Is a B Bops franchisee prohibited from requesting that any customer of another franchisee terminate their business relationship?
B_Bops Franchise · 2025 FDDAnswer from 2025 FDD Document
That during the Term of this Agreement and for a period of two (2) years thereafter, Franchisee, its directors, officers, shareholders, partners, members, employees or agents acting individually or through others, will not, directly or indirectly: (i) employ (or contact or solicit for the purpose of seeking to employ) any then current employee of Company or of any other franchisee; (ii) request that any customer of Company or any other franchisee cancel or terminate their business or their relationship with Company or such other franchisee; or (iii) request that any other authorized franchisee of Company cancel or terminate its relationship with Company;
Source: Item 22 — CONTRACTS (FDD page 53)
What This Means (2025 FDD)
According to B Bops's 2025 Franchise Disclosure Document, a franchisee is prohibited from requesting that a customer of another B Bops franchisee terminate their business relationship. Specifically, during the term of the Franchise Agreement and for two years after, the franchisee, its directors, officers, shareholders, partners, members, employees, or agents acting individually or through others, cannot directly or indirectly request that any customer of the company or any other franchisee cancel or terminate their business or their relationship with the company or such other franchisee.
This restriction is in place to protect the relationships between B Bops and its customers, as well as the relationships between different B Bops franchisees and their respective customer bases. It prevents franchisees from engaging in activities that could harm the B Bops brand or the business of other franchisees within the system. This type of clause is standard in franchise agreements to maintain stability and prevent poaching of customers within the franchise network.

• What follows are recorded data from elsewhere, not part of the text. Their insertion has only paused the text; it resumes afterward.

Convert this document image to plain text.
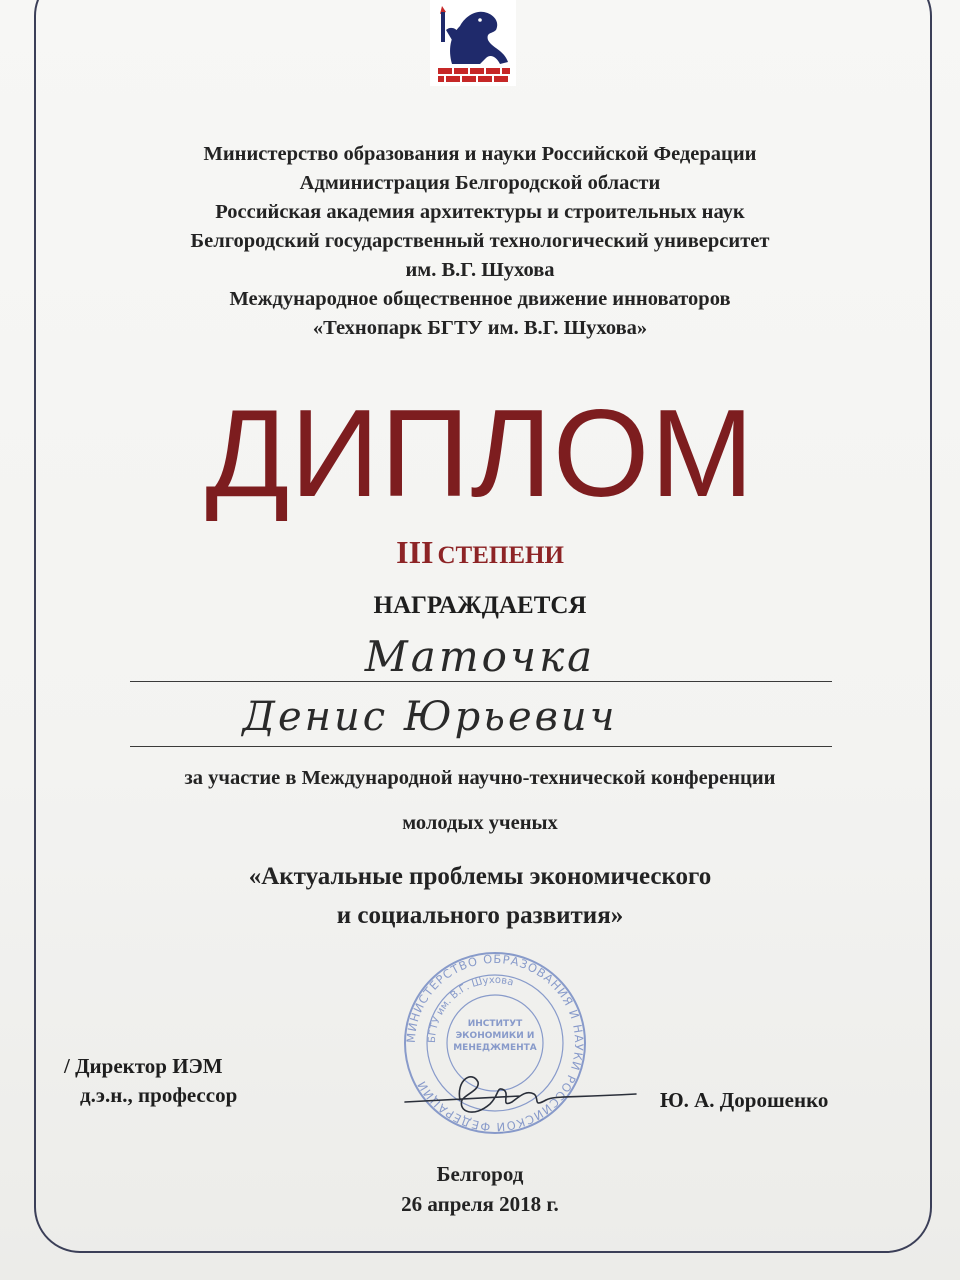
Министерство образования и науки Российской Федерации
Администрация Белгородской области
Российская академия архитектуры и строительных наук
Белгородский государственный технологический университет
им. В.Г. Шухова
Международное общественное движение инноваторов
«Технопарк БГТУ им. В.Г. Шухова»
ДИПЛОМ
III СТЕПЕНИ
НАГРАЖДАЕТСЯ
Маточка
Денис Юрьевич
за участие в Международной научно-технической конференции
молодых ученых
«Актуальные проблемы экономического
и социального развития»
МИНИСТЕРСТВО ОБРАЗОВАНИЯ И НАУКИ РОССИЙСКОЙ ФЕДЕРАЦИИ
БГТУ им. В.Г. Шухова
ИНСТИТУТ ЭКОНОМИКИ И МЕНЕДЖМЕНТА
/ Директор ИЭМ
д.э.н., профессор	Ю. А. Дорошенко
Белгород
26 апреля 2018 г.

This clause remains in effect during the term of the agreement and for a period of two years after the agreement's termination. This extended period ensures that franchisees do not exploit their knowledge or connections gained during the franchise term to unfairly compete with B Bops or other franchisees once the agreement has ended. Prospective franchisees should understand that this restriction is a significant commitment and could impact their business activities even after they are no longer part of the B Bops franchise system.